Par une décision de ce jour, mercredi 13 mai 2020, la Cour de cassation vient d’ouvrir la voie à une possible inconstitutionnalité du délit de violation du confinement en vigueur en France du mois de mars au 11 mai 2020, en transmettant une question prioritaire de constitutionnalité (QPC) au Conseil constitutionnel.
Rappelons que ce délit constitué, selon l’article L. 3136-1 du Code de la santé publique, par la verbalisation du prévenu « à plus de trois reprises dans un délai de trente jours », est tout de même passible des peines de « six mois d’emprisonnement et de 3 750 € d’amende ainsi que de la peine complémentaire de travail d’intérêt général (…) et de la peine complémentaire de suspension, pour une durée de trois ans au plus, du permis de conduire lorsque l’infraction a été commise à l’aide d’un véhicule ».
Une paille donc…
Le problème, c’est que ce délit est constitué par la constatation d’une succession de contraventions elles-mêmes constituées par la violation d’obligations qui ne sont pas clairement définies par la loi, en possible violation donc du principe constitutionnel de légalité des délits et des peines…
Si les obligations imposées par le confinement, dont la violation est constitutive d’une contravention, ne sont pas clairement définies par la loi, alors par ricochet le délit constitué par la succession de ces contraventions sanctionne des obligations qui ne sont pas non plus clairement définies.
Tel est, en résumé, le discours de la Cour de cassation dont la formulation exacte est la suivante:
« (…) le législateur a créé un délit caractérisé par la répétition de simples verbalisations réprimant la méconnaissance d’obligations ou d’interdictions dont le contenu pourrait n’être pas défini de manière suffisamment précise dans la loi qui renvoie à un décret du Premier ministre. »
La Cour de cassation juge ainsi sérieuse la QPC posée, et la renvoie au Conseil constitutionnel.
Si seul ce dernier est compétent pour se prononcer sur l’éventuelle inconstitutionnalité d’une loi, le renvoi (relativement rare) d’une QPC au Conseil constitutionnel par la Cour de cassation est à prendre très au sérieux en ce qu’il peut avoir une incidence tant sur la constitutionnalité du délit objet de la présente QPC que sur la légalité de la simple contravention pour violation des règles du confinement, puisque tant le délit que la contravention sont constitués par la violation des mêmes obligations dont la clareté est remise en cause.
Ce renvoi constitue donc le franchissement d’une étape indispensable ouvrant ainsi la voie au prononcé de l’éventuelle inconstitutionnalité de la disposition législative litigieuse.
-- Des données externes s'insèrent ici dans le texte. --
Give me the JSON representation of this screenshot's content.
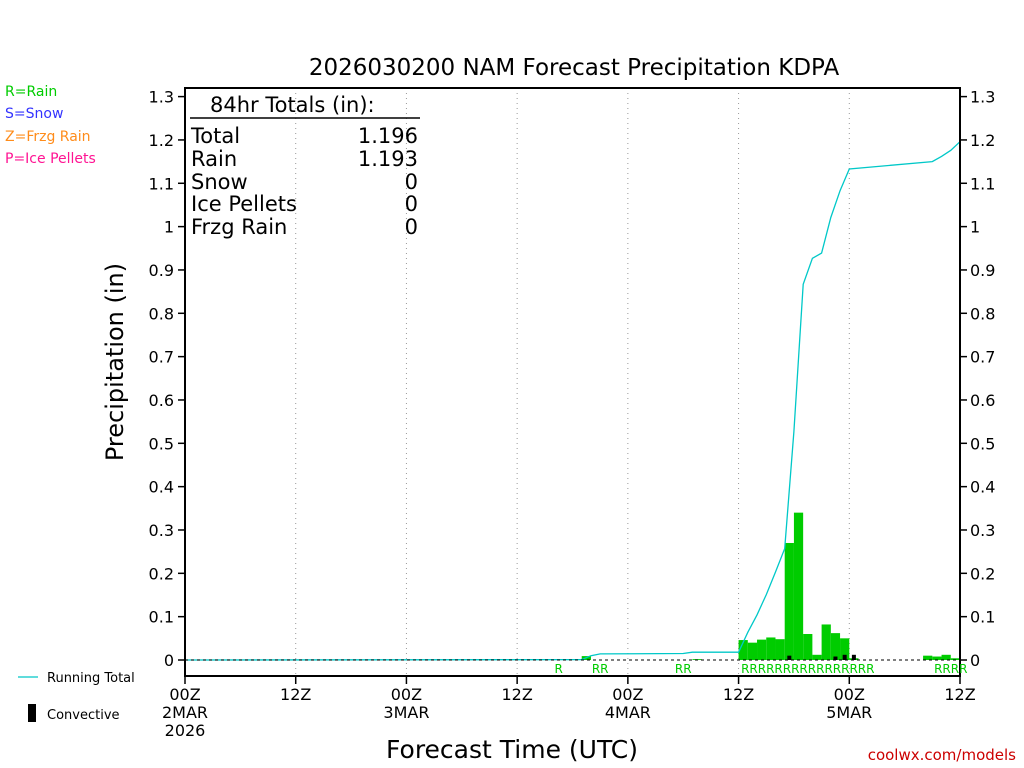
{
  "chart_data": {
    "type": "bar",
    "title": "2026030200 NAM Forecast Precipitation KDPA",
    "xlabel": "Forecast Time (UTC)",
    "ylabel": "Precipitation (in)",
    "credit": "coolwx.com/models",
    "xlim_hours": [
      0,
      84
    ],
    "ylim": [
      0,
      1.3
    ],
    "yticks": [
      0,
      0.1,
      0.2,
      0.3,
      0.4,
      0.5,
      0.6,
      0.7,
      0.8,
      0.9,
      1,
      1.1,
      1.2,
      1.3
    ],
    "ytick_labels": [
      "0",
      "0.1",
      "0.2",
      "0.3",
      "0.4",
      "0.5",
      "0.6",
      "0.7",
      "0.8",
      "0.9",
      "1",
      "1.1",
      "1.2",
      "1.3"
    ],
    "xticks": [
      {
        "hour": 0,
        "lines": [
          "00Z",
          "2MAR",
          "2026"
        ]
      },
      {
        "hour": 12,
        "lines": [
          "12Z"
        ]
      },
      {
        "hour": 24,
        "lines": [
          "00Z",
          "3MAR"
        ]
      },
      {
        "hour": 36,
        "lines": [
          "12Z"
        ]
      },
      {
        "hour": 48,
        "lines": [
          "00Z",
          "4MAR"
        ]
      },
      {
        "hour": 60,
        "lines": [
          "12Z"
        ]
      },
      {
        "hour": 72,
        "lines": [
          "00Z",
          "5MAR"
        ]
      },
      {
        "hour": 84,
        "lines": [
          "12Z"
        ]
      }
    ],
    "gridlines": "dotted-vertical",
    "colors": {
      "rain": "#00cc00",
      "snow": "#3333ff",
      "frzg_rain": "#ff8c1a",
      "ice_pellets": "#ff1493",
      "running_total": "#00c8c8",
      "convective": "#000000"
    },
    "ptype_legend": [
      {
        "label": "R=Rain",
        "color": "#00cc00"
      },
      {
        "label": "S=Snow",
        "color": "#3333ff"
      },
      {
        "label": "Z=Frzg Rain",
        "color": "#ff8c1a"
      },
      {
        "label": "P=Ice Pellets",
        "color": "#ff1493"
      }
    ],
    "series_legend": {
      "running_total": "Running Total",
      "convective": "Convective"
    },
    "totals": {
      "header": "84hr Totals (in):",
      "rows": [
        {
          "label": "Total",
          "value": "1.196"
        },
        {
          "label": "Rain",
          "value": "1.193"
        },
        {
          "label": "Snow",
          "value": "0"
        },
        {
          "label": "Ice Pellets",
          "value": "0"
        },
        {
          "label": "Frzg Rain",
          "value": "0"
        }
      ]
    },
    "bar_width_hours": 1,
    "bars": [
      {
        "hour": 44,
        "value": 0.009
      },
      {
        "hour": 56,
        "value": 0.002
      },
      {
        "hour": 61,
        "value": 0.046
      },
      {
        "hour": 62,
        "value": 0.04
      },
      {
        "hour": 63,
        "value": 0.047
      },
      {
        "hour": 64,
        "value": 0.052
      },
      {
        "hour": 65,
        "value": 0.048
      },
      {
        "hour": 66,
        "value": 0.27
      },
      {
        "hour": 67,
        "value": 0.34
      },
      {
        "hour": 68,
        "value": 0.06
      },
      {
        "hour": 69,
        "value": 0.012
      },
      {
        "hour": 70,
        "value": 0.082
      },
      {
        "hour": 71,
        "value": 0.062
      },
      {
        "hour": 72,
        "value": 0.05
      },
      {
        "hour": 73,
        "value": 0.004
      },
      {
        "hour": 81,
        "value": 0.01
      },
      {
        "hour": 82,
        "value": 0.008
      },
      {
        "hour": 83,
        "value": 0.012
      },
      {
        "hour": 84,
        "value": 0.004
      }
    ],
    "convective_bars": [
      {
        "hour": 65.5,
        "value": 0.01
      },
      {
        "hour": 70.5,
        "value": 0.008
      },
      {
        "hour": 71.5,
        "value": 0.012
      },
      {
        "hour": 72.5,
        "value": 0.012
      }
    ],
    "running_total": {
      "x": [
        0,
        43,
        44,
        45,
        54,
        55,
        60,
        61,
        62,
        63,
        64,
        65,
        66,
        67,
        68,
        69,
        70,
        71,
        72,
        81,
        82,
        83,
        84
      ],
      "y": [
        0,
        0.001,
        0.01,
        0.014,
        0.015,
        0.018,
        0.018,
        0.064,
        0.104,
        0.151,
        0.203,
        0.257,
        0.527,
        0.867,
        0.927,
        0.939,
        1.021,
        1.083,
        1.133,
        1.15,
        1.162,
        1.176,
        1.196
      ]
    },
    "ptype_strip": [
      {
        "text": "R",
        "hour": 40.5,
        "color": "#00cc00"
      },
      {
        "text": "RR",
        "hour": 45,
        "color": "#00cc00"
      },
      {
        "text": "RR",
        "hour": 54,
        "color": "#00cc00"
      },
      {
        "text": "RRRRRRRRRRRRRRRR",
        "hour": 67.5,
        "color": "#00cc00"
      },
      {
        "text": "RRRR",
        "hour": 83,
        "color": "#00cc00"
      }
    ]
  }
}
Le Conseil constitutionnel se prononcera dans plusieurs semaines.
Affaire à suivre donc…
Gilles HAMADACHE
Bonjour Maître
Cela rejoint un peu ce qui s’est passé à Toulouse au mois d’avril ? Ou bien est-ce totalement différent ?
https://www.toulouseinfos.fr/actualites/societe/41722-toulouse-des-avocats-remettent-en-cause-la-legalite-du-confinement.html
C’est exactement ça. Plus exactement, il s’agit de l’étape supérieure, devant la cour de cassation. Prochaine étape donc: la décision du conseil constitutionnel.